La toute jeune Lalla a pour ancêtres les « hommes bleus », guerriers du désert saharien. Elle vit dans un bidonville, mais ne peut les oublier. La puissance de la nature et des légendes, son amour pour le Hartani, un jeune berger muet, une évasion manquée vers « leur » désert, l’exil à Marseille, tout cela ne peut que durcir son âme lumineuse. Lalla a beau travailler dans un hôtel de passe, être enceinte, devenir une cover-girl célèbre, rien n’éteint sa foi religieuse et sa passion du désert.

Mon appréciation :

Le récit de Désert se divise en deux trames narratives : celle de Lalla et celle d’une caravane dans le désert qui est composée des hommes bleus. On reconnaît les chevauchements de récits par la mise en page du texte, qui présente plus de blanc dans les parties concernant les hommes bleus, ancêtres de Lalla.
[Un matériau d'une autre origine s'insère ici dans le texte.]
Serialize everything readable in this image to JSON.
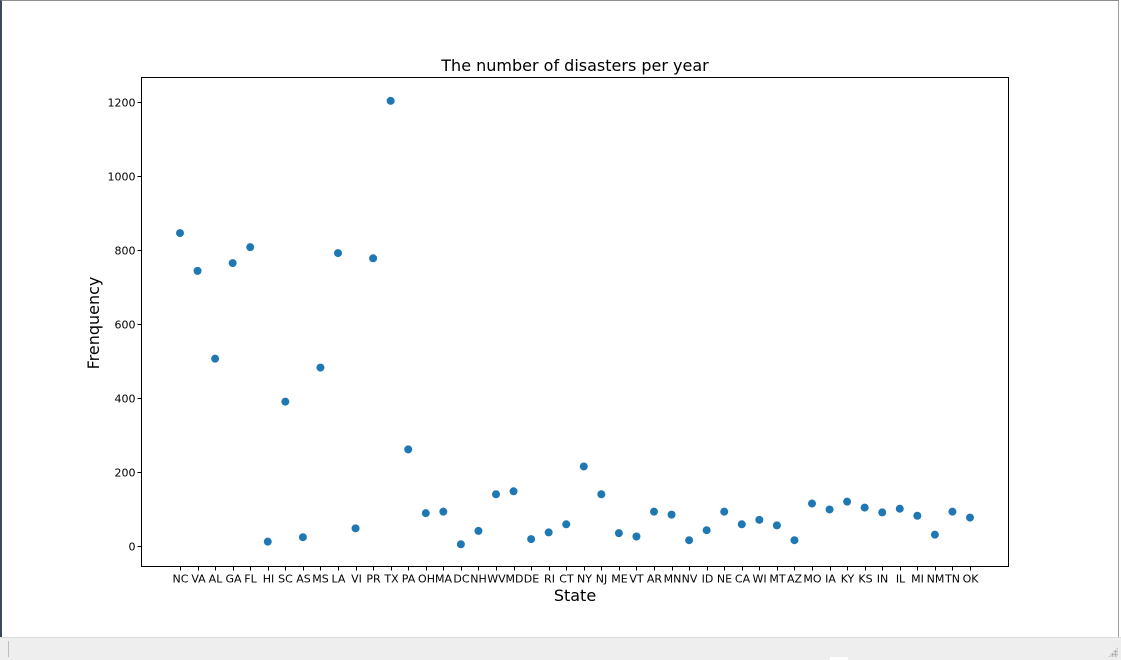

Lors de ma lecture, j’ai préféré tous les passages qui concernaient davantage Lalla. Ceux-ci étaient beaucoup plus faciles à lire, puisqu’ils contenaient un récit plus accessible et linéaire. Comme le résumé l’indique, la jeune femme quitte le désert pour la ville. Par contre, j’aurais bien aimé que son voyage dans le désert s’étende sur une plus longue période (et donc plus de pages), car j’adorais découvrir ce lieu que je ne maîtrise pas du tout. Selon moi, c’était la partie la plus intéressante de son périple.
Du côté des personnages, j’ai bien aimé la naïveté de celui de Lalla. Nous étions en présence d’une femme ayant tout à découvrir du monde et qui doit encore tout apprendre. Elle est également intéressante par la luminosité qu’elle dégage. Même dans la ville grise, Lalla évoque le soleil et le sable désertiques. Elle possède aussi un tempérament particulier qui fait qu’elle ne semble jamais s’attacher aux choses. Lalla est presque un phénomène en soi. Mis à part elle, il y a aussi Radicz, un jeune voleur, qui est intéressant. On se plait à le découvrir, et ce, jusqu’à sa surprenante fin. À ce moment, on s’arrête, on devient muet. Je vous laisse découvrir pourquoi.
Finalement, j’ai bien aimé l’importance accordée aux légendes dans le bidonville de Lalla. Il en va de même pour l’omniprésence des cinq sens et des descriptions d’époustouflants décors à la faune et à la flore fascinants. Désert est un roman de voyage assez plaisant. Ce n’est pas du tout mon préféré, mais j’ai su y apprécier bon nombres d’éléments en m’interrogeant sur la profondeur du texte.